Sitting opposite him and watching his shrewd, cynical face, she realized suddenly how little she really knew him. He had always seemed an older and more sober edition of Charles, but she wondered now as she talked to him, if he was so typically Bredon as she had always assumed. Had he, as a young man, been just as gay and irresponsible as Charles or Michael, long years married to Aunt Alice, wearing him down to a half-cynical philosophy of life?
Or had he always possessed some deeper quality that had made him a little different?
“Uncle Hilary,” she asked on impulse, “what was my mother really like? What would she be like if she was alive now?”
He regarded her thoughtfully.
“Your mother was a delightful creature,” he said deliberately. “But she had all the need of order and security that is in you, Nicky, though you don’t like to think it. If she had lived, Charles would have broken her heart.” Long ago, Mouse had said those self-same words. “The Bredons don’t give security.”

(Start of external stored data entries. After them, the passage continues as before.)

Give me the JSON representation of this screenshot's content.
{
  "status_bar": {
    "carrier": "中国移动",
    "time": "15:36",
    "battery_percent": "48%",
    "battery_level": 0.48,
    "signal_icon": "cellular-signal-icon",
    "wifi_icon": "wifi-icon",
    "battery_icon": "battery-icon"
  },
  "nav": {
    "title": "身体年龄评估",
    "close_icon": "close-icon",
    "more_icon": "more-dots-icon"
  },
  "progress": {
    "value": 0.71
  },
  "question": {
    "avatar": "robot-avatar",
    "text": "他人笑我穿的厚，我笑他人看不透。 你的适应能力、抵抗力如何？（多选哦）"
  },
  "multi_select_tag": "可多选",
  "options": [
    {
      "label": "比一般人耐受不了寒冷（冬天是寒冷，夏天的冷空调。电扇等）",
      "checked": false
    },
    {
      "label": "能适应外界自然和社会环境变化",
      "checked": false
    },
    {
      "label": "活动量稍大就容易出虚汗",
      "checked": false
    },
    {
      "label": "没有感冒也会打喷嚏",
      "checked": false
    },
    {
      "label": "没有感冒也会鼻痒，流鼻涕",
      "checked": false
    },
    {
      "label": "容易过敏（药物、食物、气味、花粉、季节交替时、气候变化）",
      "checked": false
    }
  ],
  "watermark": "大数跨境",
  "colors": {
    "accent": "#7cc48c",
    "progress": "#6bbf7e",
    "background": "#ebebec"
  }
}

“But in your case—” Nicky said.
He smiled a little crookedly.
“In my case, I found security,” he said. “Would it surprise you to know, Nicky, that I’ve been extremely happy with your Aunt Alice? You and I, my dear, need roots. If you had been my daughter, and Michael Charles’s son, we would all have understood each other so much better. The Bredon tradition is so much accepted now that we’re all apt to take each other for granted.”

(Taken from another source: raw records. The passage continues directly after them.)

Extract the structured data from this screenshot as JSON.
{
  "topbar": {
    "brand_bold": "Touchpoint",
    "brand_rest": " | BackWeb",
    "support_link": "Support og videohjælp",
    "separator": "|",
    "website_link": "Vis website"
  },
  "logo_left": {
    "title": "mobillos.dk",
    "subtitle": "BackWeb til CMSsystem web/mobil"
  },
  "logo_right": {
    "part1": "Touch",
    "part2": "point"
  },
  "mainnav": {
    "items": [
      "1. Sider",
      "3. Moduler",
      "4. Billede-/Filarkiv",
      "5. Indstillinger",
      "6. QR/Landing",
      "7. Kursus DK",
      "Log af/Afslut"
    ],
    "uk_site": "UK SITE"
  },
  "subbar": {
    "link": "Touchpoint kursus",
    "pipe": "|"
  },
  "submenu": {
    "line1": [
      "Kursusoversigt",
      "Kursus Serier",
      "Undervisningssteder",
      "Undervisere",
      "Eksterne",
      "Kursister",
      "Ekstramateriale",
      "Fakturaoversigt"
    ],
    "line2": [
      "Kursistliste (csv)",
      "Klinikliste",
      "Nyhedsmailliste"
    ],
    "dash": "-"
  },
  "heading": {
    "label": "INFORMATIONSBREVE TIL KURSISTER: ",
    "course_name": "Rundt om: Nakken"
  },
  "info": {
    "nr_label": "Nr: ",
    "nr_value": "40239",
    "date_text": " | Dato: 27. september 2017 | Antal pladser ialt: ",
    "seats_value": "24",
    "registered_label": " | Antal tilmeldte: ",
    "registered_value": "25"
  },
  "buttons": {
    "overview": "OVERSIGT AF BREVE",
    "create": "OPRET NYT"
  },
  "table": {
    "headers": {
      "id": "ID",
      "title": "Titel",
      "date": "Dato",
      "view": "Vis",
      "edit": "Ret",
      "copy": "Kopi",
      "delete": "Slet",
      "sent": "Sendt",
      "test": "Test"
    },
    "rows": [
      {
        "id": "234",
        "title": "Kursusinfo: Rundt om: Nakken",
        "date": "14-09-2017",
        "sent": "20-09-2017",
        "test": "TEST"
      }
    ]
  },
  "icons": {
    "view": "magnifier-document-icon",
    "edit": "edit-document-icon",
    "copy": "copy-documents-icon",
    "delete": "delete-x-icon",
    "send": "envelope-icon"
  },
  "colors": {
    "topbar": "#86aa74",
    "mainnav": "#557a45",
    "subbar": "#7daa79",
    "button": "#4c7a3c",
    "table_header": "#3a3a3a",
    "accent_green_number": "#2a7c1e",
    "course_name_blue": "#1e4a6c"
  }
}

Nicky was silent. Was there a covert warning in what he said? How much had this shrewd old lawyer guessed of her relations with his son?”
He smiled at her suddenly.
“You wouldn’t do in the witness-box, Nick,” he said. “Your face is far too revealing.” He leaned across the table and his expression was half-serious, half-mocking. “You’ve got the right man. I’ve told you that before. Don’t be carried away by charm. It’s an insidious thing, charm, and all the Bredons have it. But it’s the roots that count—don’t you forget that. A man can be a vagabond all his life, but not a woman. She demands something more in the end. Now I must be getting back to my chambers.”
Nicky parted from him with real affection and an uneasy suspicion that he was right.
A few days later Simon went north for a couple of nights on business for his father, and scarcely an hour after he had left, Michael walked in.
Nicky greeted him with a mixture of pleasure and suspicion.
“Did you know Simon was going to be away?” she asked and felt annoyed when his eyes tilted in mirth.
“Darling, be reasonable!” he protested charmingly. “How on earth could I know? Still it’s rather fun he’s away, isn’t it? It’ll seem like old times again.”
It was an enchanting two days, and for Nicky the charm of older and more carefree times was almost recaptured. Riding with Michael in the freshness of early morning, swimming in the river, lying in drowsy silence in the warm, bee-loud meadow grass, she was a little girl again. Michael never spoiled it—in a moment of cynicism she supposed he was too clever for that—and the hours were ladened with the old spell. Once again they were the young Bredons, happy, graceless, united together against all comers. Mouse watched with disapproval as they idled away the hours. She didn’t think Nicky was taking life seriously enough for a young married woman.
Only once did Michael refer to Nicky’s marriage. He came to her room the night before Simon was to return, and asked her to tie up a cut finger.